Brüche durch Shanghai

Die Veranstaltung

Was: Veronika Brusa: «Better City - Better Life»
Wo: Kunstraum R57
Wann: 19.08.2011 bis 09.09.2011
Bereich: Bildende Kunst

Die Autorin

Nadine Burri: Jahrgang 1981, studierte Germanistik und schreibt an einer Dissertation zu alter Geschichte und Literatur, Redaktionsmitglied des Elfenbeintürmers (Historikermagazin der Universität Zürich)

Die Kritik

Lektorat: Stefan Schöbi.
Diese Kritik wurde in Auftrag gegeben und bezahlt von: KunstRaum R57 (siehe Unabhängigkeit).

Von Nadine Burri, 25.8.2011

Die Idee für die Verarbeitung von Leim und Asphaltlack kam Veronika Brusa an einem Sonntagabend und liess sie nicht mehr los. Aus Leim, Lack und weiteren Materialien entstand die Ausstellung «Better City – Better Life» im Kunstraum R57.

Skyline einmal anders

Der kleine Raum in Zürich Wipkingen ist mit wenigen Schritten durchmessen und bietet der Stadtlandschaft aus Bildern nur knapp genügend Platz. Auf den ersten Blick reihen sich kleinere und grössere Werke und skulpturähnliche Gemälde in düsteren Beige- und Brauntönen aneinander. Anders auf den zweiten Blick. Die einzelnen Bilder lassen Häuserfronten erkennen, spitze Dächer, Balkone oder Alleen aus schwarzbraunen Bäumen. Die St. Gallerin Veronika Brusa hat ihre Eindrücke der Metropole Shanghai auf ihre Weise umgesetzt. Die Werke leben nicht vom Gegenstand, den sie darstellen, sondern von der ungewöhnlichen Kombination aus Materialien und Techniken. Die Künstlerin hat Gummiarabicum, Asphaltlack, Tusche und Leim zu einer Einheit verarbeitet. Dabei entstehen auch zufällige Effekte und unerwartete Ergebnisse, welche dem Resultat eine besondere Atmosphäre verleihen.

Zwei wie Wasser und Öl

Unter den Werken finden sich kleine Bilder aus Büttenpapier, die eine Gummiarabicum-Grundierung aufweisen, über die mit Tinte und Asphaltlack Teile von Häusern oder Ausschnitte von Fassaden gemalt sind. Die Tusche auf Wasserbasis sowie der Asphaltlack auf Ölbasis sind eigentlich Gegensätze, verbinden sich hier aber in unvorhersehbaren chemischen Reaktionen. Wie die Künstlerin erklärt, erscheint dabei das Bild zuerst sehr dunkel und erst mit dem Trocknen der Farbe und des Lacks werden die Strukturen und Pinselstriche deutlicher sichtbar. Je nach Dicke der Grundierung entstehen so mehr oder weniger tiefe Risse und Brüche in der Tinte. Sie stehen unbeabsichtigt und doch passend im urbanen Gesamtbild von Shanghai.

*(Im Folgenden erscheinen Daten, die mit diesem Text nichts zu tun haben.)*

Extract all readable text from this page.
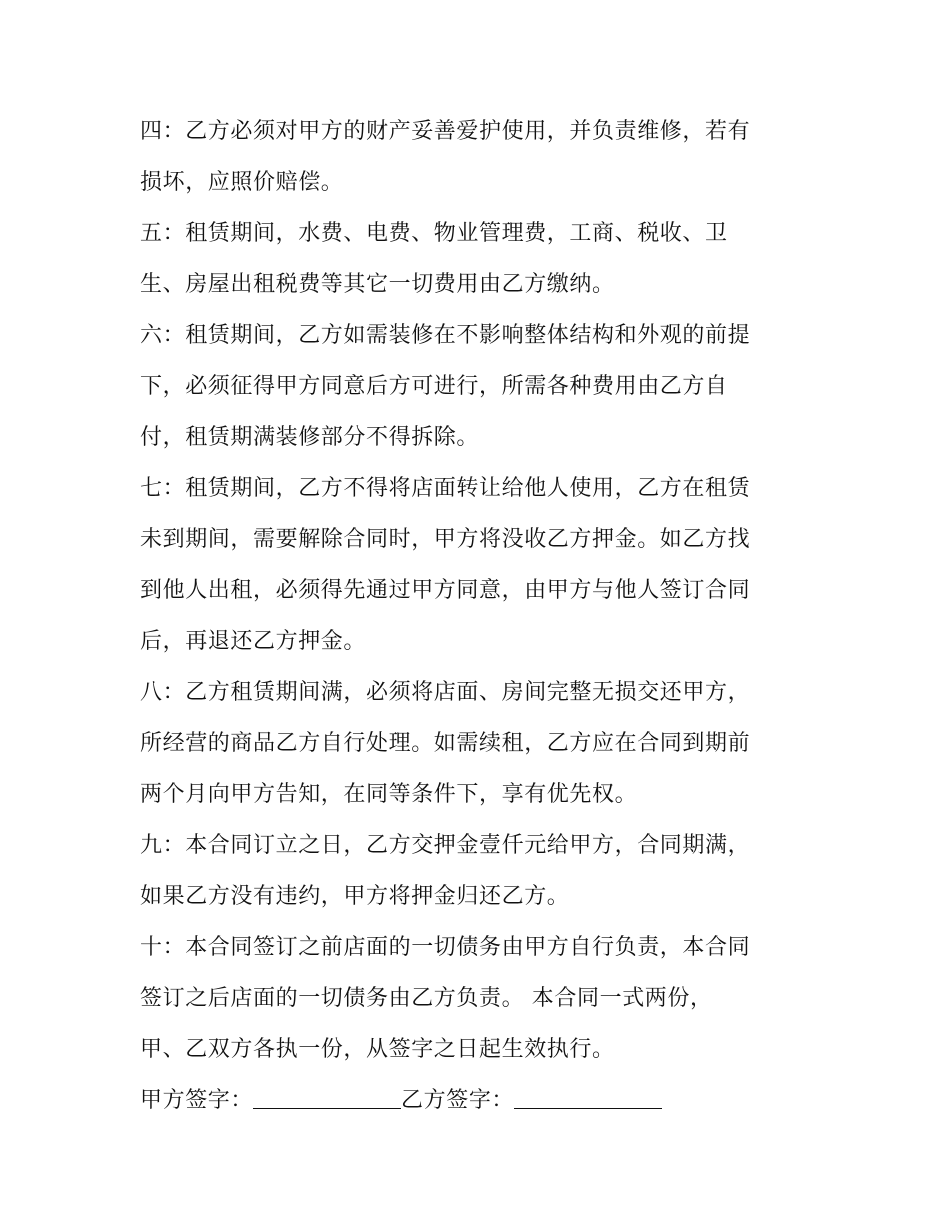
四：乙方必须对甲方的财产妥善爱护使用，并负责维修，若有
损坏，应照价赔偿。
五：租赁期间，水费、电费、物业管理费，工商、税收、卫
生、房屋出租税费等其它一切费用由乙方缴纳。
六：租赁期间，乙方如需装修在不影响整体结构和外观的前提
下，必须征得甲方同意后方可进行，所需各种费用由乙方自
付，租赁期满装修部分不得拆除。
七：租赁期间，乙方不得将店面转让给他人使用，乙方在租赁
未到期间，需要解除合同时，甲方将没收乙方押金。如乙方找
到他人出租，必须得先通过甲方同意，由甲方与他人签订合同
后，再退还乙方押金。
八：乙方租赁期间满，必须将店面、房间完整无损交还甲方，
所经营的商品乙方自行处理。如需续租，乙方应在合同到期前
两个月向甲方告知，在同等条件下，享有优先权。
九：本合同订立之日，乙方交押金壹仟元给甲方，合同期满，
如果乙方没有违约，甲方将押金归还乙方。
十：本合同签订之前店面的一切债务由甲方自行负责，本合同
签订之后店面的一切债务由乙方负责。 本合同一式两份，
甲、乙双方各执一份，从签字之日起生效执行。
甲方签字：	乙方签字：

Die Verbindung der Techniken, aber auch das Unvorhersehbare und Gegensätzliche machen für Veronika Brusa den Reiz aus. Besonders deutlich kommt dies in ihren Collagen zum Ausdruck. Düstere Fotos von dicht gedrängten Wohnungen – Fenster an Fenster, Balkon an Balkon – erweitert sie durch die Technik auf verblüffende Art und Weise. Das Bestreichen der Fotos mit Leim führt zu einer zusätzlichen Tiefe und einer Intensität der Farben. Die Linienführungen der Bilder werden von der Künstlerin über den Blattrand hinaus fortgeführt. Mit Holzleim malt sie Bilder auf eine Glasplatte, die zuvor mit dem dunklen Asphaltlack eingefärbt wurden. Getrocknet können sie wieder von der Glasplatte abgezogen werden und besitzen dann den dreidimensionalen Effekt. Sie werden nun mehr oder weniger geordnet zwischen die Fotos eingefügt. Die chaotische und doch strukturierte Millionenmetropole Shanghai wird in dieser Technik neu erfunden.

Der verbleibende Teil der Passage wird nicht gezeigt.